Computational Cancer Immunology
The human body is able to produce 10^16 types of different ⍺β T cells, with each T cell possessing a unique set of the hypervariable receptors. The collection of T cell clonotypes is referred to as the T cell repertoire. The extremely diverse T cell repertoire is responsible for the recognition and elimination of a vast pool of external and internal pathogenic antigens, such as virus, bacteria and cancer antigens. We are interested in learning the connection between individual's immune repertoire and the antigenic landscape. An ongoing research direction in my lab is to use bioinformatics and genomics approaches to study the interaction between tumor-infiltrating T cell repertoire and the malignant cells. We are developing a novel algorithm that predicts closely related CDR3 groups based on protein sequence structures, to study the immunogenomics data and understand the antigenic landscape of human perihperal T cell repertoire.

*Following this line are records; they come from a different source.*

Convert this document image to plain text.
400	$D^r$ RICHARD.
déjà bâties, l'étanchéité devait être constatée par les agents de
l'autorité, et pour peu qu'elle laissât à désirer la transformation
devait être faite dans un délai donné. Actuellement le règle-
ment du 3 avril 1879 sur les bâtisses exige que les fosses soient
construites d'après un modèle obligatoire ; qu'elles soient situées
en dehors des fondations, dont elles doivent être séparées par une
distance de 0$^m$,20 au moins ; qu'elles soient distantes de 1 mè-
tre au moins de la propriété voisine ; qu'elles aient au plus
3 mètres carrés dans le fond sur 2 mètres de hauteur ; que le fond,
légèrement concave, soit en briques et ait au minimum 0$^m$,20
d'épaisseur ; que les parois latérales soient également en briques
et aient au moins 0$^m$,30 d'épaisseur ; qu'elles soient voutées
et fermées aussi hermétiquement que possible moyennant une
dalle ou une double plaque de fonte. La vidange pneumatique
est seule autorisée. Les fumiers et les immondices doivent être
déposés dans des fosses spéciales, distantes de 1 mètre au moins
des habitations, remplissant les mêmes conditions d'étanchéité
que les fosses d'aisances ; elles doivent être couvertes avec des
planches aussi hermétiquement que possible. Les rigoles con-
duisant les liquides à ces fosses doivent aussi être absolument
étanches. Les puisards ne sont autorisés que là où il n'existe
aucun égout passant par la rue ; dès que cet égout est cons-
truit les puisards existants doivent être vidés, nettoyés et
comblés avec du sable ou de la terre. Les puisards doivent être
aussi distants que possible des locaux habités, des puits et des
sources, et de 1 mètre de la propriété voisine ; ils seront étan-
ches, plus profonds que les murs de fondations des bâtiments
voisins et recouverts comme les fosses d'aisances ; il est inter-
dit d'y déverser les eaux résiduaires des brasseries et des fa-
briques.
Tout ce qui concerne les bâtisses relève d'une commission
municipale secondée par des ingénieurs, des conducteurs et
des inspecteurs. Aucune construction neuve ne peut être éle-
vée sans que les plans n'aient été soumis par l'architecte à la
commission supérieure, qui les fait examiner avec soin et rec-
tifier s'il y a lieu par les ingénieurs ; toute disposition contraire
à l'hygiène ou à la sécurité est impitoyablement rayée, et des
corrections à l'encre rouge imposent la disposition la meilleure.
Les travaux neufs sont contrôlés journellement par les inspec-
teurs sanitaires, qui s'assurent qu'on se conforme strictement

The Darwinian process during cancer evolution produces a heterogeneous pool of malignant cells with a distinct landscape of somatic changes in the genome. Cancer cells are under constant selective pressures, including immune cell attack, drug cytotoxicity, lack of nutrition, etc. The “winning” clone almost invariably overcomes environmental disadvantages and grows into an end-stage tumor. We are interested in understanding the process of co-evolution of tumor and immune cells during cancer development, which can be tracked from clonal expansion events, together with components of the tumor microenvironment and infiltrating immune repertoire. One frequent consequence of this co-evolution is the avoidance of almost all immune surveillance, including cytotoxicity mediated by CD8+ T cells or auto-antibodies. We will continue to investigate somatic changes involved in different immune evasive pathways to identify novel targets for cancer immunotherapies.
Immune checkpoint blockage (ICB) therapies have achieved remarkable clinical success in the treatment of multiple end-stage tumors, including melanoma, bladder cancer, Hodgkin lymphoma, non-small cell lung carcinoma, and kidney, head and neck cancers. However, for cancer patients and their families, accepting ICB treatment remains a difficult decision, due to prohibitive costs, undesirable side effects and low response rates. Therefore, it is critical to develop predictive biomarkers for ICB therapies to better inform clinical decision making. We are currently collaborating with Dr. Yang-Xin Fu to study the immune contexture of cancer microenvironment using animal models, with a focus on the identification of novel prognostic biomarkers to guide ICB therapies.